Selon un blogueur, des pédophiles se connectent les uns aux autres et se transmettent des contenus grâce à des liens dans les commentaires sur des vidéos d'enfants.

Un logo YouTube sur un écran d\'ordinateur portable, le 18 juillet 2018 à Ankara (Turquie).   
Un logo YouTube sur un écran d'ordinateur portable, le 18 juillet 2018 à Ankara (Turquie).    (AYTAC UNAL / ANADOLU AGENCY / AFP)

Nestlé, Disney, Epic Games... Plusieurs grandes entreprises ont retiré leurs publicités de YouTube, après la diffusion de la vidéo d'un blogueur qui accuse la plateforme de faciliter la formation de communautés pédophiles, selon l'agence Bloomberg.

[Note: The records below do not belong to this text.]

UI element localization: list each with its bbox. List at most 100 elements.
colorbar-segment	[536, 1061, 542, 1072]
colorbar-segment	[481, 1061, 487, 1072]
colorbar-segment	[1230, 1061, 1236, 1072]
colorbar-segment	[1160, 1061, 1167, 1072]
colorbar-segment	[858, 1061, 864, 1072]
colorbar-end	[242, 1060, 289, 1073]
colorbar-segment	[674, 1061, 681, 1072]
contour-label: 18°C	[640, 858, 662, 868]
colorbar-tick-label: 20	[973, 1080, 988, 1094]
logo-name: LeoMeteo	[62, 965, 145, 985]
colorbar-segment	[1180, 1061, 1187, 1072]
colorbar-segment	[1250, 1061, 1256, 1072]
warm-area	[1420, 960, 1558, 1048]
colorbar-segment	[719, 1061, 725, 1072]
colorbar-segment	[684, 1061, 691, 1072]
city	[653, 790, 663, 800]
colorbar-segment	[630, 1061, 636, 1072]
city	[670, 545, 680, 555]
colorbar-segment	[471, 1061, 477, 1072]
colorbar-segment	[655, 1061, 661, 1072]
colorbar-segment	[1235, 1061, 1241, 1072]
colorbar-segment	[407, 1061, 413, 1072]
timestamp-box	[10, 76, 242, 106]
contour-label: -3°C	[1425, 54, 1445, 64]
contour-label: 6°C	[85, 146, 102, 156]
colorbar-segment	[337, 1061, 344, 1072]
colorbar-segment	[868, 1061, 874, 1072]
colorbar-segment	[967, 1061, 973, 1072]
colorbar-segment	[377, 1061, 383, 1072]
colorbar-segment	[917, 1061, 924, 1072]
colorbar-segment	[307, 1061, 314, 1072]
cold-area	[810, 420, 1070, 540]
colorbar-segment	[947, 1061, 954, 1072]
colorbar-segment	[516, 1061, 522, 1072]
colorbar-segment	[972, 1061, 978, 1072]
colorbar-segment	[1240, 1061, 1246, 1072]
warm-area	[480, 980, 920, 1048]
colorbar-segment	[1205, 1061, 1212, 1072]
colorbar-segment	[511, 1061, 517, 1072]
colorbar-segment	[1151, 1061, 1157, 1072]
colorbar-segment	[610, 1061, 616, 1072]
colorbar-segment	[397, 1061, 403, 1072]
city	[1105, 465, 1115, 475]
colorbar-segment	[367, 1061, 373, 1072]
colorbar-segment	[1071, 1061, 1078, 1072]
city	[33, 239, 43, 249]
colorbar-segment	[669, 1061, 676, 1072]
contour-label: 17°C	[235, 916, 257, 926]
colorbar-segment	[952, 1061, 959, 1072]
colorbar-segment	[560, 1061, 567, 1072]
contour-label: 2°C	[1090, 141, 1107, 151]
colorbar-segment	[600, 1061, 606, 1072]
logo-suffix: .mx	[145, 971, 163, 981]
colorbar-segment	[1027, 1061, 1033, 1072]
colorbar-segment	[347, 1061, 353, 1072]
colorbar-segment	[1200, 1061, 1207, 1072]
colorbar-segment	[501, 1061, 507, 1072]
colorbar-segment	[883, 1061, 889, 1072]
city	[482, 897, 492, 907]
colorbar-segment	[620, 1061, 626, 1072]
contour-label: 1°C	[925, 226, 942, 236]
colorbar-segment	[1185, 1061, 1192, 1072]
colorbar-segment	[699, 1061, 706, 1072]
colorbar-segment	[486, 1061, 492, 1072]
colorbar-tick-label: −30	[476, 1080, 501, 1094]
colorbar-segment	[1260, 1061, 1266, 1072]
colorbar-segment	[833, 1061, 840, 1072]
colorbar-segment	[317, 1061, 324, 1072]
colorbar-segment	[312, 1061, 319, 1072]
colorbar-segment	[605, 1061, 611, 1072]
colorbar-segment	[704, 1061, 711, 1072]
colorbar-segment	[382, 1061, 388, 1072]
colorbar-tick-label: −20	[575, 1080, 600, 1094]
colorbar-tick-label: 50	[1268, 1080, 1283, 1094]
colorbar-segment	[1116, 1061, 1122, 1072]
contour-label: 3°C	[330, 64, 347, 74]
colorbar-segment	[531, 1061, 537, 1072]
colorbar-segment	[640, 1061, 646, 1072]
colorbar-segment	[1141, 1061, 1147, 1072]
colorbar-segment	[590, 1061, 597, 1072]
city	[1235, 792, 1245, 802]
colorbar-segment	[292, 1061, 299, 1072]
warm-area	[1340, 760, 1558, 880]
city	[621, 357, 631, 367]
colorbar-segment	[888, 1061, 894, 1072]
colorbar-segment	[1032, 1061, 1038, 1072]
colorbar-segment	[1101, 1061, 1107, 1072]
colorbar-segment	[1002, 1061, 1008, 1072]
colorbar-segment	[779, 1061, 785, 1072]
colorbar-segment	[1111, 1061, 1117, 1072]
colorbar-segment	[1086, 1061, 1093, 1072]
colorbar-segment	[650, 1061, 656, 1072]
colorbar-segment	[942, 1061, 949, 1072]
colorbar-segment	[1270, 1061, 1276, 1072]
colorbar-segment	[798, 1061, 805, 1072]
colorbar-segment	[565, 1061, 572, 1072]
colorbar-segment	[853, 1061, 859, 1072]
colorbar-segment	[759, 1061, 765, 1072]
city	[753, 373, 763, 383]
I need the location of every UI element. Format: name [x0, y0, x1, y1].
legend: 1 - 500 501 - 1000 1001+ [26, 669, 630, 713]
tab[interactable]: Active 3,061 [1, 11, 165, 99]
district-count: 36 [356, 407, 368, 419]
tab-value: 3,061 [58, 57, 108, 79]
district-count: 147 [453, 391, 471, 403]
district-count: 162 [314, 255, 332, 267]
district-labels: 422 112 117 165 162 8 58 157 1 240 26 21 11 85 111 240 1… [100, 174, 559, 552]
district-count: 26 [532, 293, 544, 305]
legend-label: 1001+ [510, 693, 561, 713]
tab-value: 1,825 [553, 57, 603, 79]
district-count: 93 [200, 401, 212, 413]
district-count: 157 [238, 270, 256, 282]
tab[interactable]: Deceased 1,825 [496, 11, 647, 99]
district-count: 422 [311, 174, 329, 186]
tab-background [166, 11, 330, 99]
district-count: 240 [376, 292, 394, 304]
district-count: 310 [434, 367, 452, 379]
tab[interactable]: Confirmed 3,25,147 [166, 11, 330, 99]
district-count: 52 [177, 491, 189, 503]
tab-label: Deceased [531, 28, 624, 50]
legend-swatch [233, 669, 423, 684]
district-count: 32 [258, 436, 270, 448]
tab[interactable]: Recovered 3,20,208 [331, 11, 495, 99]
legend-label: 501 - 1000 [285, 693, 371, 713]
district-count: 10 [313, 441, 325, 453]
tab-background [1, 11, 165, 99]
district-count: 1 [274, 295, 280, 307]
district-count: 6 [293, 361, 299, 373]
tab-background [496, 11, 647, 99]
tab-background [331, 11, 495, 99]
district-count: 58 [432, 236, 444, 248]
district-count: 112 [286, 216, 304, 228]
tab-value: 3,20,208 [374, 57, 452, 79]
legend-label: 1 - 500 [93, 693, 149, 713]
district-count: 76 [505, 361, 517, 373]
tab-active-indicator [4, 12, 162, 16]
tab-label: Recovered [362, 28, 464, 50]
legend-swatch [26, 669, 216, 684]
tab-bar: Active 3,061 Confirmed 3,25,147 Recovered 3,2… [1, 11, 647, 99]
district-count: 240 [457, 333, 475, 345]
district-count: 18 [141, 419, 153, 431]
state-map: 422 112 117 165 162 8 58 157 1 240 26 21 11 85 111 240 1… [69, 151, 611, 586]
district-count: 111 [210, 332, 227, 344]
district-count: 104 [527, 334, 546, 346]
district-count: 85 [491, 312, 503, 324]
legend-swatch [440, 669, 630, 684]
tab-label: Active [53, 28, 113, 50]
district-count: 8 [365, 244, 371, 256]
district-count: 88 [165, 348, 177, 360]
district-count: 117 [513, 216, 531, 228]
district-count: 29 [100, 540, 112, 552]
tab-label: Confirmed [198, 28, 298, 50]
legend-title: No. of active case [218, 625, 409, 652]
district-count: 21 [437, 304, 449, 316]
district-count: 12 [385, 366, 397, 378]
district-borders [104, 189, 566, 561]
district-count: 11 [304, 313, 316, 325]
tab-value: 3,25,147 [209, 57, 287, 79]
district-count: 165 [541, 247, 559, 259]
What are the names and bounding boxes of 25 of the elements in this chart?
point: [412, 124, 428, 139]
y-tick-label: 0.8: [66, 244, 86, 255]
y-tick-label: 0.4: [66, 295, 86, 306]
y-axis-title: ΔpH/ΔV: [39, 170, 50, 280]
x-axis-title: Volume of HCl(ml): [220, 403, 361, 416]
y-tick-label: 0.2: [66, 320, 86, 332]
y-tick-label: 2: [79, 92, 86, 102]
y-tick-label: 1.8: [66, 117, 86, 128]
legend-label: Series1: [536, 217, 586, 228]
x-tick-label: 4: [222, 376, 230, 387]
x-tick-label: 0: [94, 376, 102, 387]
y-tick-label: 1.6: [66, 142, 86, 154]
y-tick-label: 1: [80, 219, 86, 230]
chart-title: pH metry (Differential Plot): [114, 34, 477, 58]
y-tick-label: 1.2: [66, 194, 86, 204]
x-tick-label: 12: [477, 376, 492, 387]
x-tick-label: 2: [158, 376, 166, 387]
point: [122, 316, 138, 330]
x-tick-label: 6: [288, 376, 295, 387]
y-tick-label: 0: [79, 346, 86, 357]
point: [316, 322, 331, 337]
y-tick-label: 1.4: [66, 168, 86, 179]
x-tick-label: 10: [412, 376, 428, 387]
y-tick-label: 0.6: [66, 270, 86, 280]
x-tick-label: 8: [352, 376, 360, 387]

Dimanche 17 février, le blogueur Matt Watson a posté une vidéo, qui dure 20 minutes, montrant comment des pédophiles se connectent les uns aux autres et se transmettent des contenus grâce à des liens dans les commentaires sur des vidéos d'enfants. C'est notamment le cas sur des vidéos de petites filles pratiquant des activités sportives comme la gymnastique. Le blogueur estime que l'algorithme de la plateforme facilite ces agissements, en recommandant aux utilisateurs d'autres vidéos similaires, et s'indigne que ces vidéos soient de fait "monétisées", puisque des publicités apparaissent au début ou en vis-à-vis.

YouTube assure avoir sévi

Un porte-parole de YouTube a assuré jeudi que le géant américain avait "immédiatement pris les mesures correspondantes, en supprimant des chaînes et des comptes, en signalant toute activité illégale aux autorités et en désactivant les commentaires sur des dizaines de millions de vidéos incluant des mineurs"La plateforme dit avoir supprimé des milliers de commentaires inappropriés, mais aussi signalé les commentaires illégaux au "Centre national pour les enfants disparus et exploités" et supprimé "des dizaines de vidéos mises en ligne avec des intentions légitimes mais mettant clairement des mineurs en danger".

Il y a deux ans, plusieurs grands annonceurs, dont Procter&Gamble et AT&T, avaient déjà retiré leurs campagnes de YouTube, quand il était apparu que des publicités étaient adossées à des contenus violents et extrémistes. Le scandale avait fait surgir des débats sur la "brand safety", c'est-à-dire la nécessité pour les marques d'éviter que leurs publicités ne figurent dans un environnement inapproprié.